New Irish scientific study could decrease breast cancer relapse rates

Anna Daly

breast cancer

This could seriously change things.

Irish scientists have made a huge breakthrough in breast cancer research.

The findings relate to triple negative breast cancer (TNBC), which is the most aggressive form of breast cancer and the most difficult to treat.

The scientists at NUI Galway discovered why there is such a high relapse rate for women with this form of cancer who undergo chemotherapy.

TNBC accounts for around 15 percent of all breast cancer diagnoses every year, and often occurs in younger women.

As it stands, about 34 percent of women who have undergone chemotherapy for TNBC will relapse, usually within five years.

breast cancer

The breakthrough findings have allowed researchers to develop a drug that could potentially improve people’s response to the initial chemo treatment and also reduce the relapse rates.
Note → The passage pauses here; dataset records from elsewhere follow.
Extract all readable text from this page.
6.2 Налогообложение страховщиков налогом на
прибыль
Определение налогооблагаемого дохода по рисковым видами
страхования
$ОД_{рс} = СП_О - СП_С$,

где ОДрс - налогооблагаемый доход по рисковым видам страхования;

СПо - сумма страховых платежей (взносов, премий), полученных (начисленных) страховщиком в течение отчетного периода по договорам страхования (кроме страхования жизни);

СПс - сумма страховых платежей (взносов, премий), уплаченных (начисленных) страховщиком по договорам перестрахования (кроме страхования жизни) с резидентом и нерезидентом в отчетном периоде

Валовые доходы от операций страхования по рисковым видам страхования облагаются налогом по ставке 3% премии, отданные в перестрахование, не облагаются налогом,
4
The research group, led by¬†Prof Afshin Samali, discovered that, by targeting a specific area, they could reduce the production of “survival signals” coming from chemotherapy-treated cancer calls and reduce the growth of new cancer cells by 50 percent.

The drug also led to regression of eight out of ten cancers using only chemotherapy, compared with just three out of ten when treated without the drug.

Prof Afshin Samali who led the study said:

“Unlike other forms of breast cancer, there are no targeted therapies available for triple negative breast cancer.”

Chemotherapy is the main form of treatment for TNBC so this study, if brought into clinical use, could have hugely beneficial effects for those diagnosed with this form of cancer.

“We are delighted to lead the way in identifying a new therapeutic strategy for TNBC patients who are most in need of better treatment options.”

The findings were published this week in the journal Nature Communications.

The study was funded by Science Foundation Ireland, the Irish Cancer Society, and Horizon 2020, with initial funding from Breast Cancer Now.